June 24th, 2012 | Posted in Mailbag

Q: Do you have an assistant or is there any part of a drawing that you farm out?  If so, What part and Why?

A: I just had a conversation about this very topic with my long-time friend, comic book artist super-star Doug Mahnke, who came down to the house with his wife Michelle for my daughter’s graduation party. I was telling him how utterly and completely swamped I was with all these freelance assignments, and he asked me if I’d ever considered hiring an assistant to whom I could assign some of the more tedious “busy work” like backgrounds or clean up or such to. He has done this on and off over the years, training someone to do the work they way he wanted it done and freeing his time up to concentrate on the central work and therefore being able to do more work overall.
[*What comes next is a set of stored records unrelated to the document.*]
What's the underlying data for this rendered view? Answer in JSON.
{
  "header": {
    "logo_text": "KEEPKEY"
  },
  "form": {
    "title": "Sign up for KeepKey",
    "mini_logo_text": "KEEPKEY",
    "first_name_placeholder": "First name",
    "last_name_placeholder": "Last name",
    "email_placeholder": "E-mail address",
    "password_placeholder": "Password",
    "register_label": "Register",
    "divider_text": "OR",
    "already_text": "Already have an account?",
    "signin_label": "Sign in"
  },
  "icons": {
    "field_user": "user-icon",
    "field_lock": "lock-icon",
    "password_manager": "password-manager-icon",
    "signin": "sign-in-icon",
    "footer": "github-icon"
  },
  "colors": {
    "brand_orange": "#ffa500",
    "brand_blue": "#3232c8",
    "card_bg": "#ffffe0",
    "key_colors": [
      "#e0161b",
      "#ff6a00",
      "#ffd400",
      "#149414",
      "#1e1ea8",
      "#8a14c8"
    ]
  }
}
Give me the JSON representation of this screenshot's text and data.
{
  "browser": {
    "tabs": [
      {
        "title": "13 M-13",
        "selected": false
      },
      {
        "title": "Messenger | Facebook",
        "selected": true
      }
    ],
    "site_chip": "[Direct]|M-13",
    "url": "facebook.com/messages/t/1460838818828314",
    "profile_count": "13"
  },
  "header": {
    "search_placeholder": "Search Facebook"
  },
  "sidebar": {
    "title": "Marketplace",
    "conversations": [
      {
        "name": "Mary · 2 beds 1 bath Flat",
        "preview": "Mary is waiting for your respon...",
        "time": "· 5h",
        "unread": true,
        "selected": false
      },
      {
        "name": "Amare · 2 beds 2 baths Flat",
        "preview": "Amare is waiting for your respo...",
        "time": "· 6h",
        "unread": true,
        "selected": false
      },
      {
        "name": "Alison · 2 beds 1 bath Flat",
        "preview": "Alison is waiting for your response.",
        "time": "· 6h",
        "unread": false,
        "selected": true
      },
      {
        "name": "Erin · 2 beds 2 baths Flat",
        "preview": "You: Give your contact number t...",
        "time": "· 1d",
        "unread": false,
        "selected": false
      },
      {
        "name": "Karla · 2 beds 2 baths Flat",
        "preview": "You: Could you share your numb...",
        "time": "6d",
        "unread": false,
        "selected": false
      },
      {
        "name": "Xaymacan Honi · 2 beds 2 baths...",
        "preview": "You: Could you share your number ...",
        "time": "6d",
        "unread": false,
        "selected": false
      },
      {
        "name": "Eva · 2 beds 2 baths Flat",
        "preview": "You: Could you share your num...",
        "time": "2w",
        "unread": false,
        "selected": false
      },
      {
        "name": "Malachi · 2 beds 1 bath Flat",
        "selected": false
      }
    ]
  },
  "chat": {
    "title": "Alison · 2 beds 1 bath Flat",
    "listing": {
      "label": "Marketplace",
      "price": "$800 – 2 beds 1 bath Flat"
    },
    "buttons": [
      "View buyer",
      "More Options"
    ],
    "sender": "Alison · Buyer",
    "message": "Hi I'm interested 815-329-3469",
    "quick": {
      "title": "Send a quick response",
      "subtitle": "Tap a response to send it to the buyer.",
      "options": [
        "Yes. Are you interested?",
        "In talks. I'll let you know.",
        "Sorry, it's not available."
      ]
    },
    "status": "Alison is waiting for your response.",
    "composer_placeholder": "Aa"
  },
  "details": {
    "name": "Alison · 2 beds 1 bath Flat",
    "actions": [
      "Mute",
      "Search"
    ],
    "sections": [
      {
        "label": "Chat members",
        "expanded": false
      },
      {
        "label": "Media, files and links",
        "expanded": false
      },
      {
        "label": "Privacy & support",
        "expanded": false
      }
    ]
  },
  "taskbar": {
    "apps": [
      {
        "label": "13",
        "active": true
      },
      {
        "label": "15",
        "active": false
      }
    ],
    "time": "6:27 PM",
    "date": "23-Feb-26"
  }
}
I have done that sort of thing only three times in all the years I’ve been freelancing. Once, I was doing a series of t-shirt illustrations for a company that produced golf-related products and I got overwhelmed by another assignment that had gotten much more complicated than it should have. I paid an artist that formerly did caricatures for me (who shall remain nameless) to ink several of the illustrations, with disastrous results. I spent more time fixing the inks than I probably would have spent just inking them. The second time, I was doing a large number of illustrations for a CD-ROM game for Hasbro called “Super Scattergories”, and had a different artist I worked with ink many of those for me: caricaturist, comic book artist and illustrator Andy Blakeborough. Andy did a great job, and I didn’t have to spend any time fixing anything. However, when coloring the illustrations I couldn’t help but think “I wouldn’t have done this” or “I would have done that differently”. . . in other words it just wasn’t my work anymore. The third time I was doing a 13 page promotional comic book for the movie “Super Capers” in a very short timeframe, and I enlisted yet another former caricature artist of mine to do most of the inking on the book. This time the artist was another big name in comics, artist and inker Tom Nguyen. Tom’s work is brilliant, and the end result looked great. However narrative comic book work is different from single illustration work, and I have had my comic book pencils inked by other before, so I had no issues with the blending of styles for the final comic. In fact, I had a lot of fun on that job working with Tom, who is a pro’s pro.

In the end, I don’t think what I do is something that lends itself to having an assistant. If I did a comic book, or a comic strip, or some other continuing project that had a consistent format and process to it, I could see training someone to do aspects of that process in a way that would keep the style and look consistent and keep me happy with the results. Most everything I do is a single illustration job that requires a unique solution and, while many of my jobs are done in the same overall style, there is no set part of the process I could hand over to someone else and expect them to get it all right. They’d have to be a mind-reader. I suppose the work I do for MAD parodies might lend itself to having someone do the inks or coloring, but then it wouldn’t be my work anymore. I am too much of a control freak to be able to do that.

So . . . no. I do it all myself, and do not see that changing anytime soon.

Thanks to Jack Coleman for the question. If you have a question you want answered for the mailbag about cartooning, illustration, MAD Magazine, caricature or similar, e-mail me and I’ll try and answer it here!

 

Comments

  1. Bill Karis says:

    I agree. If you were doing a monthly comic or strip, it would be easier to train someone in your style. Otherwise, it just isn’t you!